China is entering an era of “rights.” Farmers, workers and an newly-emerging middle class are all fighting for their civil rights. Since the 1990s, along with a number of “important turns and other reversals” (Sun Liping’s phrase), there has been a clear expansion of social conflict and opposition in China, both in terms of frequency and scale. Researchers have observed that perhaps one of the most apparent new characteristics of this [social unrest] is the use of sophisticated electronic technologies, which enable protesters to connect more readily and make it possible also to communicate with media and supporters in the international community.

The internet naturally generates knowledge and value from the end user and not from centralized gatekeepers — and the right to connectivity, use and dissemination are to a great degree built into the fabric of the internet.

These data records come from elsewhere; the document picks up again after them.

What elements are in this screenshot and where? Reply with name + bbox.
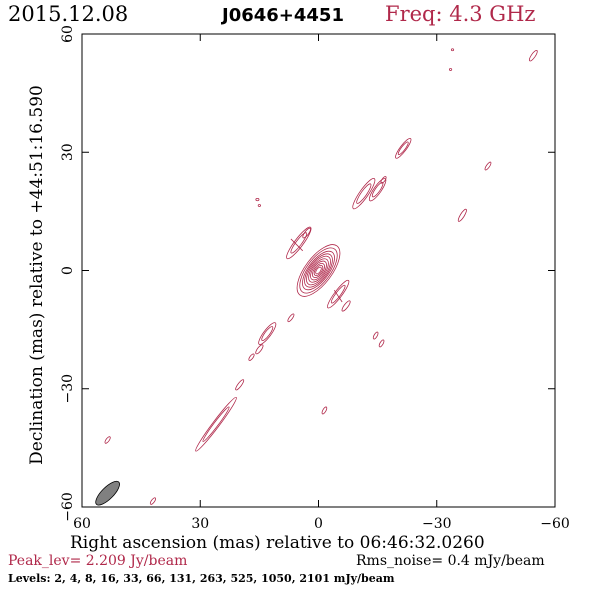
x-tick-label: −30 <box>422 516 452 532</box>
jet-component-contour <box>248 353 255 361</box>
contour-layer <box>95 48 538 506</box>
jet-contour <box>290 238 304 252</box>
core-contour <box>306 255 331 286</box>
source-name: J0646+4451 <box>222 5 344 26</box>
core-contour <box>310 260 327 281</box>
jet-component-contour <box>104 436 111 444</box>
x-tick-label: 60 <box>73 516 91 532</box>
core-contour <box>296 244 341 297</box>
x-tick-label: 30 <box>191 516 209 532</box>
jet-component-contour <box>257 204 261 207</box>
jet-component-contour <box>321 406 328 415</box>
observation-date: 2015.12.08 <box>8 2 129 26</box>
contour-levels: Levels: 2, 4, 8, 16, 33, 66, 131, 263, 5… <box>8 572 395 585</box>
jet-component-contour <box>327 279 350 309</box>
jet-component-contour <box>202 406 230 442</box>
jet-component-contour <box>330 284 346 304</box>
jet-component-contour <box>371 182 384 198</box>
rms-noise: Rms_noise= 0.4 mJy/beam <box>356 553 545 569</box>
core-contour <box>299 247 338 294</box>
x-tick-label: 0 <box>314 516 323 532</box>
beam-ellipse <box>95 480 120 506</box>
jet-component-contour <box>450 48 455 52</box>
jet-component-contour <box>352 178 376 210</box>
plot-frame <box>81 33 556 508</box>
core-contour <box>313 265 324 276</box>
y-tick-label: 0 <box>60 266 76 275</box>
jet-component-contour <box>484 161 492 171</box>
x-tick-label: −60 <box>540 516 570 532</box>
jet-component-contour <box>261 326 274 342</box>
jet-component-contour <box>286 226 312 260</box>
jet-component-contour <box>255 344 264 355</box>
y-tick-label: 30 <box>60 143 76 161</box>
jet-component-contour <box>528 49 538 62</box>
tick-labels: 60 30 0 −30 −60 −60 −30 0 30 60 <box>60 25 570 532</box>
jet-component-contour <box>258 322 277 345</box>
core-contour <box>312 262 325 279</box>
jet-component-contour <box>372 331 379 340</box>
core-contour <box>315 266 322 275</box>
jet-component-contour <box>395 137 412 159</box>
core-contour <box>304 253 333 288</box>
core-contour <box>308 258 329 283</box>
jet-component-contour <box>287 313 295 323</box>
core-contour <box>302 250 335 291</box>
jet-component-contour <box>255 197 260 202</box>
jet-component-contour <box>302 227 311 239</box>
jet-component-contour <box>457 208 467 222</box>
plot-border <box>81 33 556 508</box>
jet-component-contour <box>341 300 351 312</box>
y-tick-label: −60 <box>60 492 76 522</box>
jet-component-contour <box>290 232 308 254</box>
peak-level: Peak_lev= 2.209 Jy/beam <box>8 553 188 569</box>
y-tick-label: 60 <box>60 25 76 43</box>
jet-component-contour <box>235 379 245 391</box>
frequency-label: Freq: 4.3 GHz <box>385 2 536 26</box>
jet-component-contour <box>380 176 387 184</box>
y-axis-label: Declination (mas) relative to +44:51:16.… <box>27 85 47 465</box>
jet-component-contour <box>448 68 453 71</box>
jet-component-contour <box>368 178 387 202</box>
jet-component-contour <box>397 141 409 156</box>
jet-component-contour <box>195 396 237 452</box>
jet-component-contour <box>378 339 385 348</box>
x-axis-label: Right ascension (mas) relative to 06:46:… <box>70 533 485 553</box>
y-tick-label: −30 <box>60 374 76 404</box>
jet-component-contour <box>356 183 372 204</box>
jet-component-contour <box>149 497 157 505</box>
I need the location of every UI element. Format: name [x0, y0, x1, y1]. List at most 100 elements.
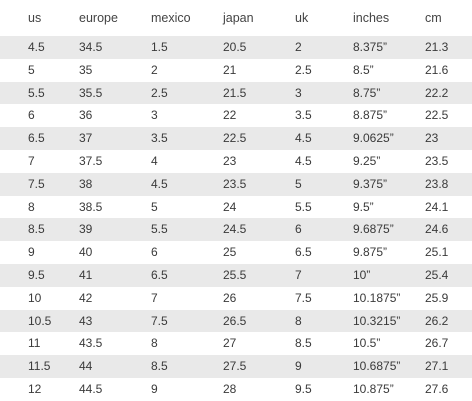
- cell-cm: 25.9: [425, 290, 449, 305]
- table-row: 4.5 34.5 1.5 20.5 2 8.375” 21.3: [0, 36, 472, 59]
- cell-us: 9.5: [28, 267, 45, 282]
- cell-japan: 24.5: [223, 222, 247, 237]
- cell-mexico: 2: [151, 62, 158, 77]
- cell-inches: 10.875”: [353, 381, 394, 396]
- cell-us: 11: [28, 336, 41, 351]
- cell-inches: 10.6875”: [353, 359, 401, 374]
- cell-mexico: 5: [151, 199, 158, 214]
- cell-cm: 26.7: [425, 336, 449, 351]
- table-row: 8.5 39 5.5 24.5 6 9.6875” 24.6: [0, 218, 472, 242]
- cell-japan: 21: [223, 62, 237, 77]
- cell-inches: 9.875”: [353, 245, 388, 260]
- cell-mexico: 8.5: [151, 359, 168, 374]
- cell-uk: 7.5: [295, 290, 312, 305]
- cell-europe: 35.5: [79, 85, 103, 100]
- cell-europe: 43.5: [79, 336, 103, 351]
- cell-cm: 27.1: [425, 359, 449, 374]
- cell-mexico: 8: [151, 336, 158, 351]
- table-row: 10.5 43 7.5 26.5 8 10.3215” 26.2: [0, 309, 472, 333]
- cell-inches: 10.3215”: [353, 313, 401, 328]
- cell-mexico: 3: [151, 108, 158, 123]
- table-row: 12 44.5 9 28 9.5 10.875” 27.6: [0, 378, 472, 401]
- cell-cm: 21.6: [425, 62, 449, 77]
- cell-inches: 10.5”: [353, 336, 381, 351]
- cell-cm: 25.1: [425, 245, 449, 260]
- cell-europe: 44: [79, 359, 93, 374]
- cell-japan: 28: [223, 381, 237, 396]
- cell-us: 11.5: [28, 359, 51, 374]
- cell-uk: 9.5: [295, 381, 312, 396]
- header-cm: cm: [425, 11, 442, 25]
- cell-europe: 41: [79, 267, 93, 282]
- table-row: 6 36 3 22 3.5 8.875” 22.5: [0, 104, 472, 127]
- cell-inches: 8.75”: [353, 85, 381, 100]
- cell-us: 10.5: [28, 313, 52, 328]
- cell-cm: 22.5: [425, 108, 449, 123]
- cell-cm: 25.4: [425, 267, 449, 282]
- cell-cm: 23.5: [425, 153, 449, 168]
- cell-japan: 22.5: [223, 131, 247, 146]
- table-row: 9 40 6 25 6.5 9.875” 25.1: [0, 241, 472, 264]
- cell-japan: 22: [223, 108, 237, 123]
- cell-uk: 5: [295, 176, 302, 191]
- cell-uk: 8: [295, 313, 302, 328]
- cell-us: 6: [28, 108, 35, 123]
- cell-us: 5.5: [28, 85, 45, 100]
- cell-uk: 6: [295, 222, 302, 237]
- cell-japan: 23.5: [223, 176, 247, 191]
- header-uk: uk: [295, 11, 309, 25]
- cell-japan: 24: [223, 199, 237, 214]
- table-row: 11.5 44 8.5 27.5 9 10.6875” 27.1: [0, 355, 472, 378]
- cell-europe: 43: [79, 313, 93, 328]
- cell-mexico: 5.5: [151, 222, 168, 237]
- cell-japan: 26: [223, 290, 237, 305]
- table-row: 5 35 2 21 2.5 8.5” 21.6: [0, 59, 472, 82]
- cell-uk: 2.5: [295, 62, 312, 77]
- cell-uk: 3: [295, 85, 302, 100]
- table-row: 10 42 7 26 7.5 10.1875” 25.9: [0, 287, 472, 310]
- cell-us: 5: [28, 62, 35, 77]
- cell-uk: 4.5: [295, 153, 312, 168]
- cell-mexico: 2.5: [151, 85, 168, 100]
- cell-japan: 25: [223, 245, 237, 260]
- table-row: 6.5 37 3.5 22.5 4.5 9.0625” 23: [0, 127, 472, 150]
- cell-uk: 2: [295, 40, 302, 54]
- cell-uk: 4.5: [295, 131, 312, 146]
- cell-inches: 9.375”: [353, 176, 388, 191]
- cell-europe: 34.5: [79, 40, 103, 54]
- cell-inches: 9.25”: [353, 153, 381, 168]
- cell-uk: 9: [295, 359, 302, 374]
- cell-us: 6.5: [28, 131, 45, 146]
- cell-us: 8.5: [28, 222, 45, 237]
- header-mexico: mexico: [151, 11, 191, 25]
- cell-europe: 38.5: [79, 199, 103, 214]
- cell-europe: 37: [79, 131, 93, 146]
- cell-us: 9: [28, 245, 35, 260]
- cell-uk: 6.5: [295, 245, 312, 260]
- cell-mexico: 4.5: [151, 176, 168, 191]
- table-row: 9.5 41 6.5 25.5 7 10” 25.4: [0, 263, 472, 287]
- table-header-row: us europe mexico japan uk inches cm: [0, 0, 472, 36]
- cell-inches: 8.5”: [353, 62, 374, 77]
- cell-cm: 27.6: [425, 381, 449, 396]
- cell-europe: 35: [79, 62, 93, 77]
- header-us: us: [28, 11, 42, 25]
- cell-mexico: 6.5: [151, 267, 168, 282]
- table-row: 5.5 35.5 2.5 21.5 3 8.75” 22.2: [0, 81, 472, 105]
- cell-europe: 38: [79, 176, 93, 191]
- cell-japan: 21.5: [223, 85, 247, 100]
- header-inches: inches: [353, 11, 390, 25]
- cell-us: 12: [28, 381, 42, 396]
- table-row: 7 37.5 4 23 4.5 9.25” 23.5: [0, 150, 472, 173]
- cell-cm: 22.2: [425, 85, 449, 100]
- cell-uk: 8.5: [295, 336, 312, 351]
- cell-inches: 9.0625”: [353, 131, 394, 146]
- cell-inches: 8.375”: [353, 40, 388, 54]
- cell-us: 4.5: [28, 40, 45, 54]
- cell-cm: 23: [425, 131, 439, 146]
- cell-uk: 5.5: [295, 199, 312, 214]
- cell-mexico: 1.5: [151, 40, 168, 54]
- cell-mexico: 7: [151, 290, 158, 305]
- cell-cm: 24.6: [425, 222, 449, 237]
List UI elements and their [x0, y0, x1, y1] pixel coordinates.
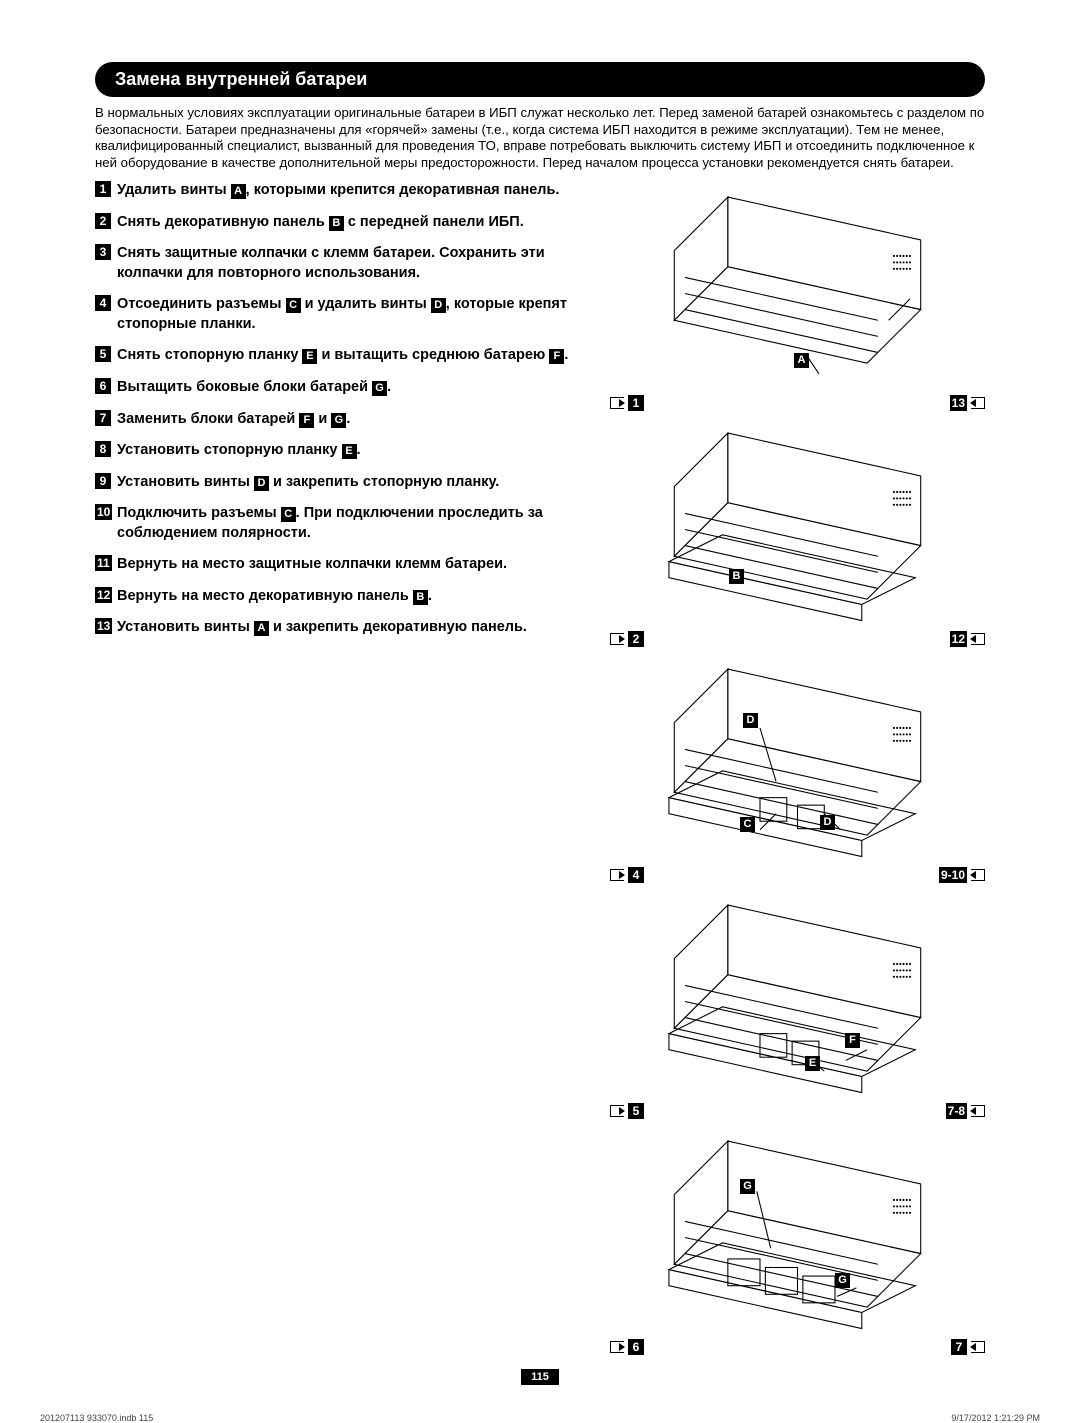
step: 7 Заменить блоки батарей F и G.	[95, 410, 595, 430]
figure-letter-badge: D	[820, 815, 835, 830]
letter-badge: B	[329, 216, 344, 231]
footer-right: 9/17/2012 1:21:29 PM	[951, 1413, 1040, 1423]
step-number-badge: 1	[95, 181, 111, 197]
step-number-badge: 4	[95, 295, 111, 311]
letter-badge: G	[372, 381, 387, 396]
figure-letter-badge: E	[805, 1056, 820, 1071]
figure-bracket: 4 9-10	[610, 867, 985, 883]
figure: B 2 12	[610, 417, 985, 647]
section-title: Замена внутренней батареи	[95, 62, 985, 97]
figure: F E 5 7-8	[610, 889, 985, 1119]
letter-badge: F	[549, 349, 564, 364]
figure-letter-badge: G	[740, 1179, 755, 1194]
figure-letter-badge: F	[845, 1033, 860, 1048]
footer-left: 201207113 933070.indb 115	[40, 1413, 153, 1423]
step-number-badge: 10	[95, 504, 112, 520]
figure-bracket: 2 12	[610, 631, 985, 647]
step-text: Установить стопорную планку E.	[117, 441, 595, 461]
step-text: Заменить блоки батарей F и G.	[117, 410, 595, 430]
step-text: Отсоединить разъемы C и удалить винты D,…	[117, 295, 595, 334]
step-number-badge: 12	[95, 587, 112, 603]
step: 10 Подключить разъемы C. При подключении …	[95, 504, 595, 543]
step: 1 Удалить винты A, которыми крепится деко…	[95, 181, 595, 201]
letter-badge: A	[254, 621, 269, 636]
step: 4 Отсоединить разъемы C и удалить винты D…	[95, 295, 595, 334]
figure-letter-badge: A	[794, 353, 809, 368]
footer: 201207113 933070.indb 115 9/17/2012 1:21…	[0, 1405, 1080, 1423]
figure-letter-badge: D	[743, 713, 758, 728]
step-number-badge: 3	[95, 244, 111, 260]
step-number-badge: 13	[95, 618, 112, 634]
step-text: Вернуть на место защитные колпачки клемм…	[117, 555, 595, 575]
step: 8 Установить стопорную планку E.	[95, 441, 595, 461]
step-number-badge: 11	[95, 555, 112, 571]
figures-column: A 1 13 B 2 12 D C D 4 9-10 F E 5 7-8	[610, 181, 985, 1355]
step-number-badge: 9	[95, 473, 111, 489]
page-number: 115	[95, 1367, 985, 1385]
letter-badge: C	[286, 298, 301, 313]
step: 5 Снять стопорную планку E и вытащить сре…	[95, 346, 595, 366]
step-text: Установить винты A и закрепить декоратив…	[117, 618, 595, 638]
step-text: Снять стопорную планку E и вытащить сред…	[117, 346, 595, 366]
letter-badge: E	[302, 349, 317, 364]
step: 3 Снять защитные колпачки с клемм батареи…	[95, 244, 595, 283]
figure-letter-badge: B	[729, 569, 744, 584]
step-text: Подключить разъемы C. При подключении пр…	[117, 504, 595, 543]
letter-badge: A	[231, 184, 246, 199]
letter-badge: B	[413, 590, 428, 605]
step-text: Вернуть на место декоративную панель B.	[117, 587, 595, 607]
letter-badge: E	[342, 444, 357, 459]
step-number-badge: 7	[95, 410, 111, 426]
step: 2 Снять декоративную панель B с передней …	[95, 213, 595, 233]
step-number-badge: 2	[95, 213, 111, 229]
step: 11 Вернуть на место защитные колпачки кле…	[95, 555, 595, 575]
step-text: Удалить винты A, которыми крепится декор…	[117, 181, 595, 201]
figure-bracket: 1 13	[610, 395, 985, 411]
figure: A 1 13	[610, 181, 985, 411]
steps-list: 1 Удалить винты A, которыми крепится деко…	[95, 181, 595, 1355]
step-text: Снять декоративную панель B с передней п…	[117, 213, 595, 233]
step-text: Установить винты D и закрепить стопорную…	[117, 473, 595, 493]
letter-badge: C	[281, 507, 296, 522]
letter-badge: G	[331, 413, 346, 428]
figure-letter-badge: C	[740, 817, 755, 832]
step-text: Снять защитные колпачки с клемм батареи.…	[117, 244, 595, 283]
intro-paragraph: В нормальных условиях эксплуатации ориги…	[95, 105, 985, 171]
step-number-badge: 8	[95, 441, 111, 457]
step: 12 Вернуть на место декоративную панель B…	[95, 587, 595, 607]
step-number-badge: 5	[95, 346, 111, 362]
figure-bracket: 5 7-8	[610, 1103, 985, 1119]
step-text: Вытащить боковые блоки батарей G.	[117, 378, 595, 398]
step: 9 Установить винты D и закрепить стопорну…	[95, 473, 595, 493]
step-number-badge: 6	[95, 378, 111, 394]
letter-badge: F	[299, 413, 314, 428]
figure: G G 6 7	[610, 1125, 985, 1355]
step: 13 Установить винты A и закрепить декорат…	[95, 618, 595, 638]
step: 6 Вытащить боковые блоки батарей G.	[95, 378, 595, 398]
figure-letter-badge: G	[835, 1273, 850, 1288]
letter-badge: D	[431, 298, 446, 313]
figure-bracket: 6 7	[610, 1339, 985, 1355]
figure: D C D 4 9-10	[610, 653, 985, 883]
letter-badge: D	[254, 476, 269, 491]
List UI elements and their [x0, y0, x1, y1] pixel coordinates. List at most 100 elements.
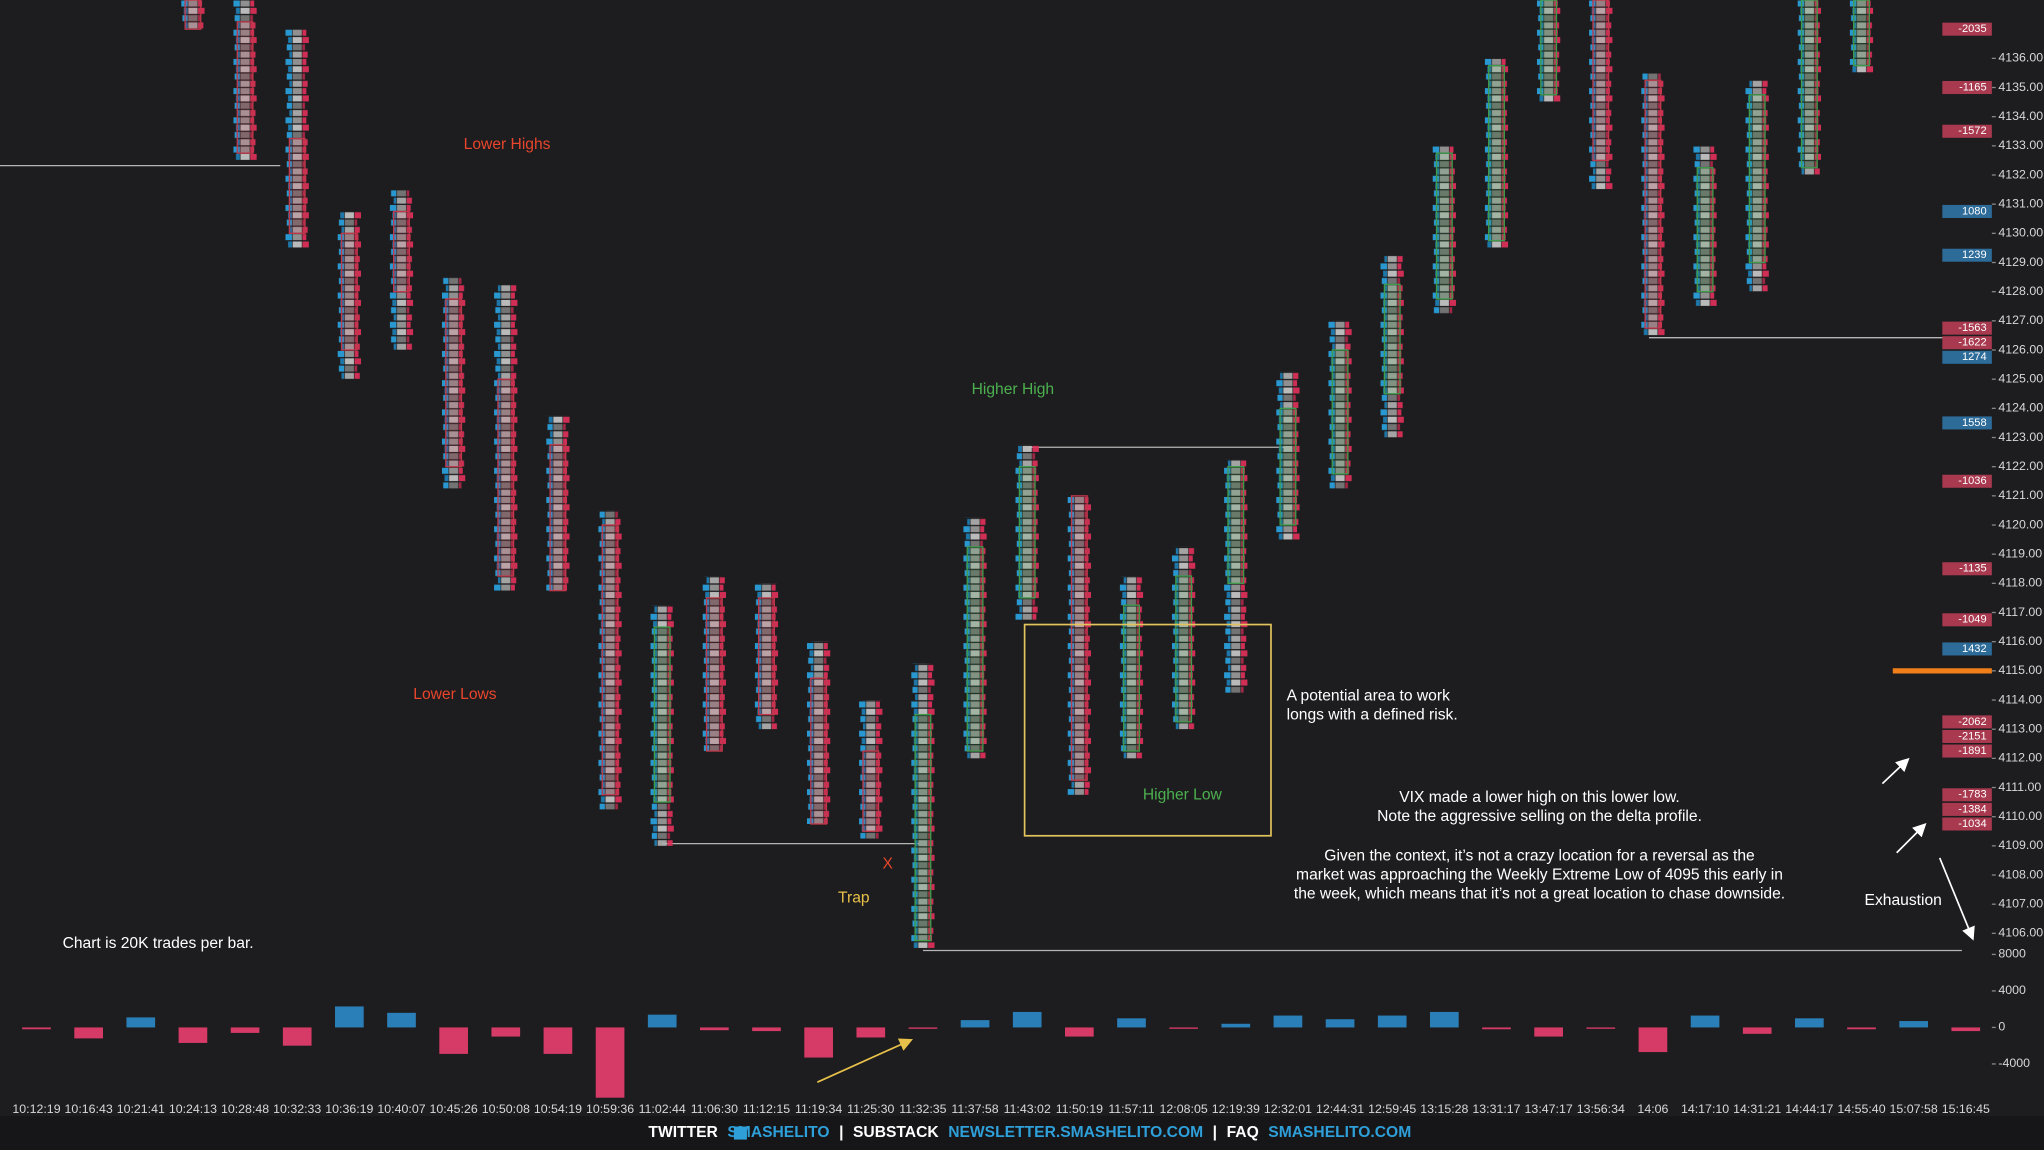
footer-label: FAQ [1227, 1124, 1259, 1141]
footer-label: SUBSTACK [853, 1124, 939, 1141]
profile-label-box [1942, 788, 1992, 802]
y-tick-label: 4124.00 [1998, 401, 2043, 415]
profile-label: 1274 [1962, 351, 1987, 363]
y-tick-label: 4118.00 [1998, 576, 2042, 590]
footer-link[interactable]: SMASHELITO [727, 1124, 829, 1141]
delta-bar [543, 1027, 573, 1054]
arrow [1938, 857, 1975, 941]
delta-bar [1169, 1027, 1198, 1029]
y2-tick-label: 0 [1998, 1020, 2005, 1034]
profile-label: -1891 [1958, 745, 1986, 757]
delta-bar [74, 1027, 103, 1039]
y-tick-label: 4119.00 [1998, 546, 2042, 560]
profile-label: -2035 [1958, 23, 1986, 35]
footprint-body [1696, 167, 1714, 293]
footprint-body [393, 210, 410, 293]
footer-separator: | [839, 1124, 843, 1141]
delta-bar [1951, 1027, 1981, 1032]
delta-bar [282, 1027, 312, 1046]
profile-label-box [1942, 336, 1992, 350]
annotation: Lower Lows [413, 686, 497, 703]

For this reason, the building of internet governance policies should proceed along the same lines, raising competition, encouraging innovation, permitting free expression, raising credibility, all with minimal government interference.

Unfortunately, internet governance in China at present goes entirely against these principles. If China’s internet is to continue to develop, internet users and the government will have to work together toward mutual interests, jointly formulating principles [for internet use and development].

http://cmp.hku.hk/2012/01/16/18013/

It's a really long article with a lot of insights (or at least informed opinions) into what is happening in China.